E depois, o seu director-geral Tedros Adhanom Ghebreyesus, foi ao terreno acompanhar o trabalho das equipas médicas locais e internacionais que unem esforços para contra-atacar o vírus daquela que é a mais letal das febres hemorrágicas conhecidas e uma estirpe que não tem nem vacina nem tratamento reactivo.

Além da OMS estão no terreno equipas dos Médicos Sem Fronteiras, do CDC-Africa, da União Africana e ainda de vários organismos congoleses, mas todos eles se debatem, além do vírus, com a frente de combate que são as crenças locais sobre a doença e os rituais e tradições (ver links em baixo) que são uma auto-estrada para a infecção de dispersar entre as populações.

O que os especialistas temem neste momento é que esta epidemia tenha um comportamento semelhante ao da epidemia de 2013, na costa ocidental de África, não apenas devido à ausência de tratamento, mas porque as circunstâncias sociais são igualmente permissivas ao avanço do vírus.

Desde logo a densidade populacional do leste congolês, com dezenas de campos de refugiados que albergam centenas de milhares de pessoas que fugiram das suas terras em mais de três décadas de conflitos armados e com vários grupos de guerrilha ainda activos, especialmente o M23, na fronteira com o Ruanda, e as ADF/daesh, com o Uganda.

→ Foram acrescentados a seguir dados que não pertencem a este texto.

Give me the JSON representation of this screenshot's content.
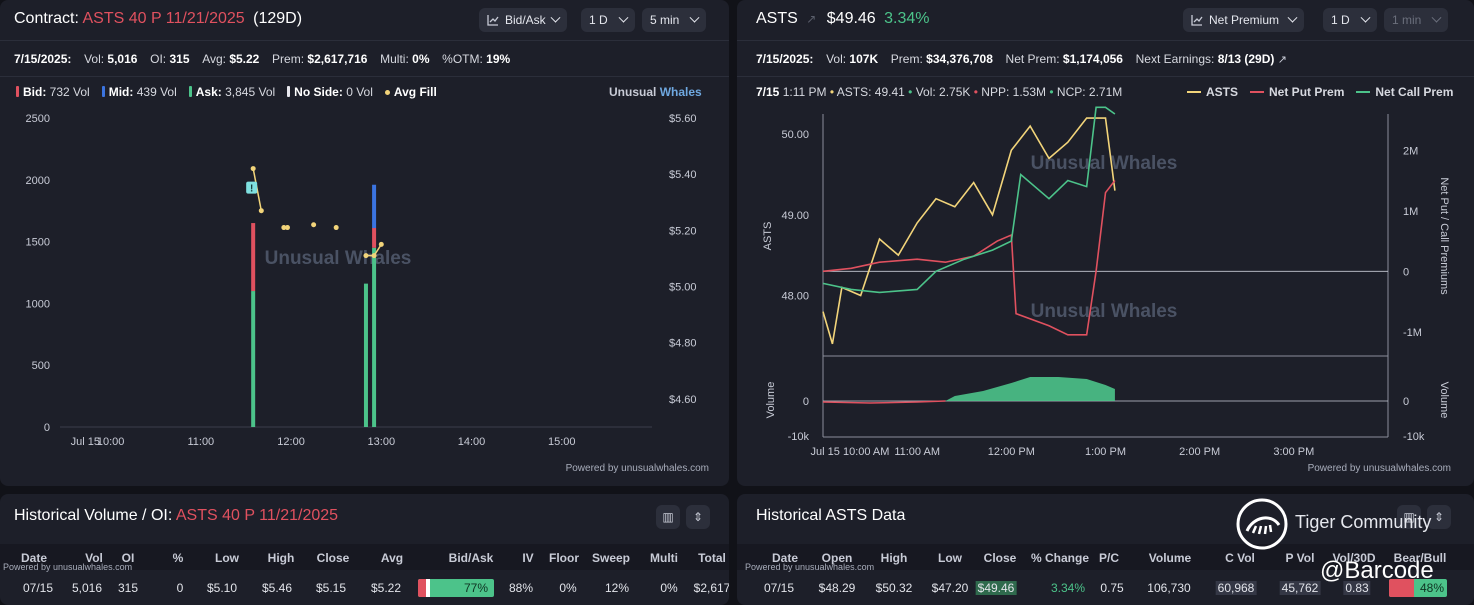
{
  "left_header": {
    "contract_prefix": "Contract:",
    "contract_name": "ASTS 40 P 11/21/2025",
    "days": "(129D)",
    "controls": [
      "Bid/Ask",
      "1 D",
      "5 min"
    ]
  },
  "left_stats": {
    "date": "7/15/2025:",
    "vol_label": "Vol:",
    "vol": "5,016",
    "oi_label": "OI:",
    "oi": "315",
    "avg_label": "Avg:",
    "avg": "$5.22",
    "prem_label": "Prem:",
    "prem": "$2,617,716",
    "multi_label": "Multi:",
    "multi": "0%",
    "otm_label": "%OTM:",
    "otm": "19%"
  },
  "left_legend": {
    "bid_label": "Bid:",
    "bid": "732 Vol",
    "mid_label": "Mid:",
    "mid": "439 Vol",
    "ask_label": "Ask:",
    "ask": "3,845 Vol",
    "noside_label": "No Side:",
    "noside": "0 Vol",
    "avgfill_label": "Avg Fill",
    "brand_a": "Unusual",
    "brand_b": "Whales"
  },
  "watermark": "Unusual Whales",
  "powered": "Powered by unusualwhales.com",
  "powered_small": "Powered by unusualwhales.com",
  "chart_data": [
    {
      "type": "bar",
      "title": "",
      "x_ticks": [
        "Jul 15",
        "10:00",
        "11:00",
        "12:00",
        "13:00",
        "14:00",
        "15:00"
      ],
      "y_left_ticks": [
        "0",
        "500",
        "1000",
        "1500",
        "2000",
        "2500"
      ],
      "y_right_ticks": [
        "$4.60",
        "$4.80",
        "$5.00",
        "$5.20",
        "$5.40",
        "$5.60"
      ],
      "ylim_left": [
        0,
        2500
      ],
      "ylim_right": [
        4.5,
        5.6
      ],
      "colors": {
        "bid": "#e0515f",
        "mid": "#3b74e0",
        "ask": "#4cc38a",
        "avg_fill": "#f2d47a"
      },
      "bars": [
        {
          "time": 11.58,
          "ask": 1100,
          "bid": 550,
          "mid": 0
        },
        {
          "time": 12.83,
          "ask": 1160,
          "bid": 0,
          "mid": 0
        },
        {
          "time": 12.92,
          "ask": 1450,
          "bid": 160,
          "mid": 350
        }
      ],
      "avg_fill": [
        [
          11.58,
          5.42
        ],
        [
          11.67,
          5.27
        ],
        [
          11.92,
          5.21
        ],
        [
          11.96,
          5.21
        ],
        [
          12.25,
          5.22
        ],
        [
          12.5,
          5.21
        ],
        [
          12.83,
          5.11
        ],
        [
          12.92,
          5.11
        ],
        [
          13.0,
          5.15
        ]
      ],
      "marker_label": "!"
    },
    {
      "type": "line",
      "title": "",
      "ylabel": "ASTS",
      "y2label": "Net Put / Call Premiums",
      "vol_ylabel": "Volume",
      "x_ticks": [
        "Jul 15 10:00 AM",
        "11:00 AM",
        "12:00 PM",
        "1:00 PM",
        "2:00 PM",
        "3:00 PM"
      ],
      "y_ticks": [
        "48.00",
        "49.00",
        "50.00"
      ],
      "y2_ticks": [
        "-1M",
        "0",
        "1M",
        "2M"
      ],
      "vol_ticks": [
        "-10k",
        "0"
      ],
      "vol2_ticks": [
        "-10k",
        "0"
      ],
      "ylim": [
        47.25,
        50.25
      ],
      "y2lim": [
        -1.4,
        2.6
      ],
      "series": [
        {
          "name": "ASTS",
          "color": "#f2d47a",
          "values": [
            [
              10.0,
              47.8
            ],
            [
              10.1,
              47.4
            ],
            [
              10.2,
              48.1
            ],
            [
              10.4,
              48.0
            ],
            [
              10.6,
              48.7
            ],
            [
              10.8,
              48.5
            ],
            [
              11.0,
              48.9
            ],
            [
              11.2,
              49.2
            ],
            [
              11.4,
              49.1
            ],
            [
              11.6,
              49.4
            ],
            [
              11.8,
              49.0
            ],
            [
              12.0,
              49.8
            ],
            [
              12.2,
              50.1
            ],
            [
              12.4,
              49.7
            ],
            [
              12.6,
              49.9
            ],
            [
              12.8,
              50.2
            ],
            [
              13.0,
              50.2
            ],
            [
              13.1,
              49.3
            ]
          ]
        },
        {
          "name": "Net Put Prem",
          "color": "#e0515f",
          "values": [
            [
              10.0,
              0.0
            ],
            [
              10.3,
              0.05
            ],
            [
              10.6,
              0.15
            ],
            [
              11.0,
              0.2
            ],
            [
              11.3,
              0.15
            ],
            [
              11.6,
              0.25
            ],
            [
              11.85,
              0.5
            ],
            [
              12.0,
              0.6
            ],
            [
              12.05,
              -0.7
            ],
            [
              12.4,
              -0.9
            ],
            [
              12.6,
              -1.05
            ],
            [
              12.8,
              -1.05
            ],
            [
              12.9,
              0.0
            ],
            [
              13.0,
              1.3
            ],
            [
              13.1,
              1.5
            ]
          ]
        },
        {
          "name": "Net Call Prem",
          "color": "#4cc38a",
          "values": [
            [
              10.0,
              -0.2
            ],
            [
              10.3,
              -0.3
            ],
            [
              10.6,
              -0.35
            ],
            [
              11.0,
              -0.3
            ],
            [
              11.2,
              0.0
            ],
            [
              11.5,
              0.2
            ],
            [
              11.8,
              0.35
            ],
            [
              12.0,
              0.5
            ],
            [
              12.1,
              1.6
            ],
            [
              12.4,
              1.2
            ],
            [
              12.6,
              1.5
            ],
            [
              12.8,
              1.4
            ],
            [
              12.9,
              2.71
            ],
            [
              13.0,
              2.71
            ],
            [
              13.1,
              2.6
            ]
          ]
        }
      ]
    }
  ],
  "right_header": {
    "ticker": "ASTS",
    "price": "$49.46",
    "change": "3.34%",
    "controls": [
      "Net Premium",
      "1 D",
      "1 min"
    ]
  },
  "right_stats": {
    "date": "7/15/2025:",
    "vol_label": "Vol:",
    "vol": "107K",
    "prem_label": "Prem:",
    "prem": "$34,376,708",
    "netprem_label": "Net Prem:",
    "netprem": "$1,174,056",
    "earn_label": "Next Earnings:",
    "earn": "8/13 (29D)"
  },
  "right_legend": {
    "ts": "7/15",
    "time": "1:11 PM",
    "asts_label": "ASTS:",
    "asts": "49.41",
    "vol_label": "Vol:",
    "vol": "2.75K",
    "npp_label": "NPP:",
    "npp": "1.53M",
    "ncp_label": "NCP:",
    "ncp": "2.71M",
    "s1": "ASTS",
    "s2": "Net Put Prem",
    "s3": "Net Call Prem"
  },
  "hist_left": {
    "title_prefix": "Historical Volume / OI:",
    "title_contract": "ASTS 40 P 11/21/2025",
    "headers": [
      "Date",
      "Vol",
      "OI",
      "%",
      "Low",
      "High",
      "Close",
      "Avg",
      "Bid/Ask",
      "IV",
      "Floor",
      "Sweep",
      "Multi",
      "Total"
    ],
    "row": [
      "07/15",
      "5,016",
      "315",
      "0",
      "$5.10",
      "$5.46",
      "$5.15",
      "$5.22",
      "77%",
      "88%",
      "0%",
      "12%",
      "0%",
      "$2,617"
    ],
    "bidask_pct": 0.77
  },
  "hist_right": {
    "title": "Historical ASTS Data",
    "headers": [
      "Date",
      "Open",
      "High",
      "Low",
      "Close",
      "% Change",
      "P/C",
      "Volume",
      "C Vol",
      "P Vol",
      "Vol/30D",
      "Bear/Bull"
    ],
    "row": [
      "07/15",
      "$48.29",
      "$50.32",
      "$47.20",
      "$49.46",
      "3.34%",
      "0.75",
      "106,730",
      "60,968",
      "45,762",
      "0.83",
      "48%"
    ],
    "bearbull_pct": 0.48
  },
  "overlay": {
    "community": "Tiger Community",
    "handle": "@Barcode"
  }
}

Claramente preocupado com o agravamento constante da situação e o mapa da infecção a crescer dia para dia, com casos já relatados no Uganda, pelo menos oito, com duas mortes, também nas províncias do Kivu Norte e Kivu Sul, e ainda no Ruanda, com apenas casos suspeitos.

A par dos problemas sociais resultantes de crenças locais que apontam para o Ébola como uma "invenção dos estrangeiros" e a reacção violenta de populares contra as restrições no acesso aos cadáveres de familiares e amigos, as equipas médicas debatem-se ainda com escassez de fundos, muito devido à retirada dos EUA de várias agências da ONU.

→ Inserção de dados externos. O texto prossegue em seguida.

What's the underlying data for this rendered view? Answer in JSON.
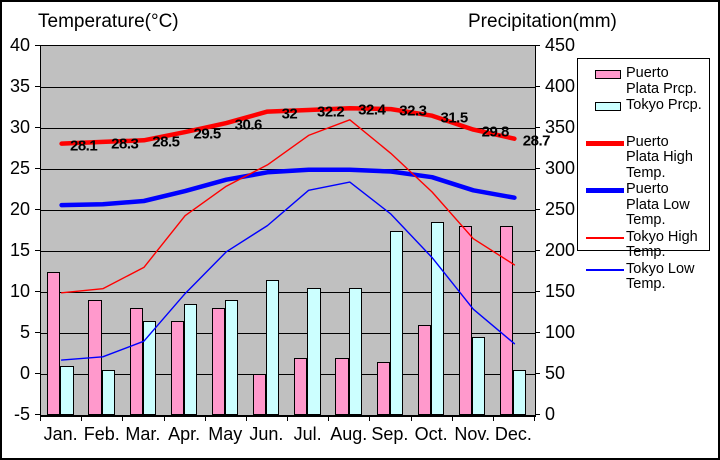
{
  "titles": {
    "left": "Temperature(°C)",
    "right": "Precipitation(mm)"
  },
  "axes": {
    "temp": {
      "label": "Temperature(°C)",
      "min": -5,
      "max": 40,
      "ticks": [
        40,
        35,
        30,
        25,
        20,
        15,
        10,
        5,
        0,
        -5
      ]
    },
    "precip": {
      "label": "Precipitation(mm)",
      "min": 0,
      "max": 450,
      "ticks": [
        450,
        400,
        350,
        300,
        250,
        200,
        150,
        100,
        50,
        0
      ]
    }
  },
  "chart_data": {
    "type": "bar+line combo",
    "categories": [
      "Jan.",
      "Feb.",
      "Mar.",
      "Apr.",
      "May",
      "Jun.",
      "Jul.",
      "Aug.",
      "Sep.",
      "Oct.",
      "Nov.",
      "Dec."
    ],
    "bar_series": [
      {
        "name": "Puerto Plata Prcp.",
        "axis": "precip",
        "color": "#FF99CC",
        "values": [
          175,
          140,
          130,
          115,
          130,
          50,
          70,
          70,
          65,
          110,
          230,
          230
        ]
      },
      {
        "name": "Tokyo Prcp.",
        "axis": "precip",
        "color": "#CCFFFF",
        "values": [
          60,
          55,
          115,
          135,
          140,
          165,
          155,
          155,
          225,
          235,
          95,
          55
        ]
      }
    ],
    "line_series": [
      {
        "name": "Puerto Plata High Temp.",
        "axis": "temp",
        "color": "#FF0000",
        "width": 4.5,
        "values": [
          28.1,
          28.3,
          28.5,
          29.5,
          30.6,
          32,
          32.2,
          32.4,
          32.3,
          31.5,
          29.8,
          28.7
        ]
      },
      {
        "name": "Puerto Plata Low Temp.",
        "axis": "temp",
        "color": "#0000FF",
        "width": 4.5,
        "values": [
          20.6,
          20.7,
          21.1,
          22.3,
          23.7,
          24.6,
          24.9,
          24.9,
          24.7,
          24.0,
          22.4,
          21.5
        ]
      },
      {
        "name": "Tokyo High Temp.",
        "axis": "temp",
        "color": "#FF0000",
        "width": 1.4,
        "values": [
          9.9,
          10.4,
          13.0,
          19.3,
          22.9,
          25.5,
          29.1,
          31.0,
          26.9,
          22.2,
          16.5,
          13.3
        ]
      },
      {
        "name": "Tokyo Low Temp.",
        "axis": "temp",
        "color": "#0000FF",
        "width": 1.4,
        "values": [
          1.7,
          2.1,
          4.0,
          9.8,
          14.9,
          18.1,
          22.4,
          23.4,
          19.5,
          14.2,
          7.9,
          3.7
        ]
      }
    ],
    "point_labels": [
      "28.1",
      "28.3",
      "28.5",
      "29.5",
      "30.6",
      "32",
      "32.2",
      "32.4",
      "32.3",
      "31.5",
      "29.8",
      "28.7"
    ],
    "grid": "horizontal",
    "plot_background": "#C0C0C0",
    "legend_position": "right"
  },
  "legend": {
    "items": [
      {
        "label": "Puerto Plata Prcp.",
        "type": "bar",
        "color": "#FF99CC"
      },
      {
        "label": "Tokyo Prcp.",
        "type": "bar",
        "color": "#CCFFFF"
      },
      {
        "label": "Puerto Plata High Temp.",
        "type": "line-thick",
        "color": "#FF0000"
      },
      {
        "label": "Puerto Plata Low Temp.",
        "type": "line-thick",
        "color": "#0000FF"
      },
      {
        "label": "Tokyo High Temp.",
        "type": "line-thin",
        "color": "#FF0000"
      },
      {
        "label": "Tokyo Low Temp.",
        "type": "line-thin",
        "color": "#0000FF"
      }
    ]
  }
}
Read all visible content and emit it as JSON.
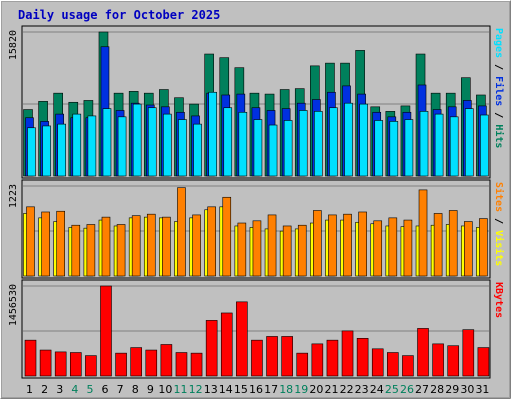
{
  "title": "Daily usage for October 2025",
  "colors": {
    "background": "#c0c0c0",
    "title_text": "#0000c0",
    "hits": "#00805c",
    "files": "#0030e0",
    "pages": "#00e0ff",
    "visits": "#ffff00",
    "sites": "#ff8000",
    "kbytes": "#ff0000",
    "weekend_label": "#00805c",
    "weekday_label": "#000000"
  },
  "chart_data": [
    {
      "type": "bar",
      "panel": "top",
      "y_max_label": "15820",
      "ylim": [
        0,
        15820
      ],
      "categories": [
        "1",
        "2",
        "3",
        "4",
        "5",
        "6",
        "7",
        "8",
        "9",
        "10",
        "11",
        "12",
        "13",
        "14",
        "15",
        "16",
        "17",
        "18",
        "19",
        "20",
        "21",
        "22",
        "23",
        "24",
        "25",
        "26",
        "27",
        "28",
        "29",
        "30",
        "31"
      ],
      "weekend_days": [
        "4",
        "5",
        "11",
        "12",
        "18",
        "19",
        "25",
        "26"
      ],
      "right_labels": [
        {
          "text": "Pages",
          "color": "#00e0ff"
        },
        {
          "text": " / ",
          "color": "#000000"
        },
        {
          "text": "Files",
          "color": "#0030e0"
        },
        {
          "text": " / ",
          "color": "#000000"
        },
        {
          "text": "Hits",
          "color": "#00805c"
        }
      ],
      "series": [
        {
          "name": "Hits",
          "color": "#00805c",
          "values": [
            7300,
            8200,
            9100,
            8100,
            8300,
            15820,
            9100,
            9300,
            9100,
            9500,
            8600,
            7900,
            13400,
            13000,
            11900,
            9100,
            9000,
            9500,
            9600,
            12100,
            12400,
            12400,
            13800,
            7600,
            7100,
            7700,
            13400,
            9100,
            9100,
            10800,
            8900
          ]
        },
        {
          "name": "Files",
          "color": "#0030e0",
          "values": [
            6400,
            6000,
            6800,
            6400,
            6400,
            14200,
            7200,
            8000,
            7800,
            7600,
            7000,
            6600,
            9100,
            8900,
            9000,
            7500,
            7200,
            7400,
            8000,
            8400,
            9200,
            9900,
            9000,
            7000,
            6500,
            7000,
            10000,
            7300,
            7600,
            8300,
            7700
          ]
        },
        {
          "name": "Pages",
          "color": "#00e0ff",
          "values": [
            5300,
            5500,
            5700,
            6800,
            6600,
            7400,
            6500,
            7900,
            7500,
            6800,
            6200,
            5700,
            9200,
            7500,
            7000,
            6200,
            5600,
            6100,
            7200,
            7100,
            7500,
            8000,
            7900,
            6100,
            6000,
            6200,
            7100,
            6800,
            6500,
            7400,
            6700
          ]
        }
      ]
    },
    {
      "type": "bar",
      "panel": "middle",
      "y_max_label": "1223",
      "ylim": [
        0,
        1223
      ],
      "categories": [
        "1",
        "2",
        "3",
        "4",
        "5",
        "6",
        "7",
        "8",
        "9",
        "10",
        "11",
        "12",
        "13",
        "14",
        "15",
        "16",
        "17",
        "18",
        "19",
        "20",
        "21",
        "22",
        "23",
        "24",
        "25",
        "26",
        "27",
        "28",
        "29",
        "30",
        "31"
      ],
      "right_labels": [
        {
          "text": "Sites",
          "color": "#ff8000"
        },
        {
          "text": " / ",
          "color": "#000000"
        },
        {
          "text": "Visits",
          "color": "#ffff00"
        }
      ],
      "series": [
        {
          "name": "Visits",
          "color": "#ffff00",
          "values": [
            850,
            790,
            740,
            660,
            650,
            760,
            680,
            790,
            800,
            790,
            740,
            790,
            900,
            940,
            680,
            660,
            640,
            610,
            640,
            720,
            760,
            760,
            730,
            710,
            680,
            670,
            680,
            690,
            700,
            680,
            660
          ]
        },
        {
          "name": "Sites",
          "color": "#ff8000",
          "values": [
            940,
            870,
            880,
            690,
            700,
            800,
            700,
            820,
            840,
            800,
            1200,
            830,
            940,
            1070,
            720,
            750,
            830,
            680,
            690,
            890,
            830,
            840,
            870,
            750,
            790,
            760,
            1170,
            850,
            890,
            740,
            780
          ]
        }
      ]
    },
    {
      "type": "bar",
      "panel": "bottom",
      "y_max_label": "1456530",
      "ylim": [
        0,
        1456530
      ],
      "categories": [
        "1",
        "2",
        "3",
        "4",
        "5",
        "6",
        "7",
        "8",
        "9",
        "10",
        "11",
        "12",
        "13",
        "14",
        "15",
        "16",
        "17",
        "18",
        "19",
        "20",
        "21",
        "22",
        "23",
        "24",
        "25",
        "26",
        "27",
        "28",
        "29",
        "30",
        "31"
      ],
      "right_labels": [
        {
          "text": "KBytes",
          "color": "#ff0000"
        }
      ],
      "series": [
        {
          "name": "KBytes",
          "color": "#ff0000",
          "values": [
            580000,
            420000,
            390000,
            380000,
            330000,
            1456530,
            370000,
            460000,
            420000,
            510000,
            380000,
            370000,
            900000,
            1020000,
            1200000,
            580000,
            640000,
            640000,
            370000,
            520000,
            580000,
            730000,
            610000,
            440000,
            380000,
            330000,
            770000,
            520000,
            490000,
            750000,
            460000
          ]
        }
      ]
    }
  ]
}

Ainda assim, Tedros Adhanom Ghebreyesus disse em Bunia que "é possível debelar esta epidemia" e asseverou ás populações locais que "todos aqueles que contraem o vírus podem e estão a ser tratados e salvos", numa altura em que a descrença na resposta começa a agigantar-se.

Mas o chefe da OMS chamou ainda a atenção para o facto de que ninguém poder ignorar que este combate "é um combate de todos" porque todos estão na linha da frente, sendo agora a maior urgência convencer as pessoas com os primeiros sintomas a procurarem ajuda oficial e não se dirigirem aos curandeiros é feiticeiros locais.